Given current form values and conditional rules, computes which field IDs should be visible. Rules format: { fieldId, condition: { type: 'equals'|'contains'|'exists', targetField, value } }. Run on every value change; memoize for performance.

interface FormFieldSchema {
  id: string;
  type: 'text' | 'textarea' | 'select' | 'multiselect' | 'checkbox' | 'radio' | 'date' | 'file';
  label: string;
  placeholder?: string;
  options?: { value: string; label: string }[];
  validation?: {
    required?: boolean;
    minLength?: number;
    maxLength?: number;
    pattern?: string;
    async?: (value: unknown) => Promise<string | null>;
  };
  conditional?: { targetField: string; operator: string; value: unknown };
}

interface FormSchema {
  id: string;
  steps?: FormFieldSchema[][];
  fields: FormFieldSchema[];
}

State Management

  • Form schema: Immutable; stored in context or props. Source of truth for structure.
  • Form values: Record<string, unknown> keyed by field ID. Updated via setFieldValue(id, value).
  • Touched/Dirty: Track which fields have been interacted with for validation triggers.
  • Validation state: Record<string, string> for errors; update on blur, submit, or async resolution.
  • Current step: For wizard, number; controls which fields are rendered.
  • Submission status: idle | submitting | success | error.

Use Zustand or React state with useReducer for complex value updates. Form libraries (React Hook Form, Formik) can wrap the schema-driven layer.

API Design

GET  /api/forms/:formId          → { schema: FormSchema }
POST /api/forms/:formId/draft   → { draftId, expiresAt }
PUT  /api/forms/:formId/draft/:draftId  → save partial values
POST /api/forms/:formId/submit  → { values: Record<string, unknown> } → { submissionId }
POST /api/validate/email        → async validation (e.g., uniqueness)

For file uploads: POST /api/upload (multipart) → returns URL; store URL in form values.

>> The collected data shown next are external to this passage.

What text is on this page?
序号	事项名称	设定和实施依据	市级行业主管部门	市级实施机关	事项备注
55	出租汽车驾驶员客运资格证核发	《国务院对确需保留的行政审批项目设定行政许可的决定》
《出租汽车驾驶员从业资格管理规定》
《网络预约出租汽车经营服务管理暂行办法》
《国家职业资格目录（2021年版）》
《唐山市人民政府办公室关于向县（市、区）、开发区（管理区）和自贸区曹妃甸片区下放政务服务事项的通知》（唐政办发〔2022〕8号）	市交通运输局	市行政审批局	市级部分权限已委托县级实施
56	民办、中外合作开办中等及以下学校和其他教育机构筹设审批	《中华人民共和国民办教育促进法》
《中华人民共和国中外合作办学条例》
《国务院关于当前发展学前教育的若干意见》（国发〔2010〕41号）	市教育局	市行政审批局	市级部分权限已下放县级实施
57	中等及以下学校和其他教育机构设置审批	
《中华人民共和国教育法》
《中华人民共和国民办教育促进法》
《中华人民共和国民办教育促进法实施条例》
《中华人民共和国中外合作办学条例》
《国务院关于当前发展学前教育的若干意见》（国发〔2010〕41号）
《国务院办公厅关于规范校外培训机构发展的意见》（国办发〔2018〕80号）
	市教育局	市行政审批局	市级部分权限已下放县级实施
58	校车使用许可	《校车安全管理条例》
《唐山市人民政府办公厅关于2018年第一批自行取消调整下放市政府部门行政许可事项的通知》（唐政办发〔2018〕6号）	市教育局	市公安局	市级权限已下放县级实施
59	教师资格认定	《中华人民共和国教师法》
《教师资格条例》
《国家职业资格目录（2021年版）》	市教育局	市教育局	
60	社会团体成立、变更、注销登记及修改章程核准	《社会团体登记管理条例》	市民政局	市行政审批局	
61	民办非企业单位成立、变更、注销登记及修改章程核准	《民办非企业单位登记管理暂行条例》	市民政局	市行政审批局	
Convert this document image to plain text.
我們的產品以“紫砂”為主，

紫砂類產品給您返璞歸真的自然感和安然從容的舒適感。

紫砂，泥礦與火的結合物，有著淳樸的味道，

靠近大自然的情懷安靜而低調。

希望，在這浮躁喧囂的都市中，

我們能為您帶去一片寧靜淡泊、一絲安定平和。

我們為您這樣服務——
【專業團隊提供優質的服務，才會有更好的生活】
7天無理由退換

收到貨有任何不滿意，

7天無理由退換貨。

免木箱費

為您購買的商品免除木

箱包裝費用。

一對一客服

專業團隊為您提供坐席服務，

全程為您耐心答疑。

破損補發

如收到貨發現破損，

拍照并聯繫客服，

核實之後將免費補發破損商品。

Performance Considerations

  • Lazy render conditional fields: Don't mount hidden fields; unmount when condition false to avoid unnecessary validation runs.
  • Virtualization: For single-page forms with 50+ fields, consider virtualizing the field list (rare for forms; usually steps suffice).
  • Debounce async validation: 300–500ms after last change before firing API.
  • Memoize conditional evaluation: Use useMemo with dependency on relevant field values only.
  • Schema normalization: Pre-compute field lookup map and conditional dependency graph on schema load.

Accessibility

  • Field labels: Every input must have id and <label htmlFor={id}>; or aria-label for icon-only.
  • Error announcements: Use aria-describedby for error messages; aria-invalid when invalid. Consider aria-live="polite" for dynamic errors.
  • Step navigation: Announce "Step 2 of 5" with aria-live. Focus first field when advancing step.
  • Required fields: aria-required="true"; visually indicate with asterisk.
  • File upload: Ensure drag zone has role="button", tabindex="0", keyboard activation; announce selected file names.

Trade-offs and Extensions

Trade-offs: Full schema in memory vs. lazy-load steps—full load simplifies conditional logic across steps but increases initial payload. Inline validation vs. on submit—inline improves UX but can feel noisy; balance with only showing errors after first submit attempt. Client-side vs. server-side validation—always validate server-side; client-side for speed.

Extensions: Add branching logic (skip to step N based on answer). Implement form versioning for A/B tests. Add logic for prefilling from URL params or authenticated user. Support file upload with virus scanning webhook. Add progress persistence to backend for cross-device resume. Implement real-time collaboration for schema editing.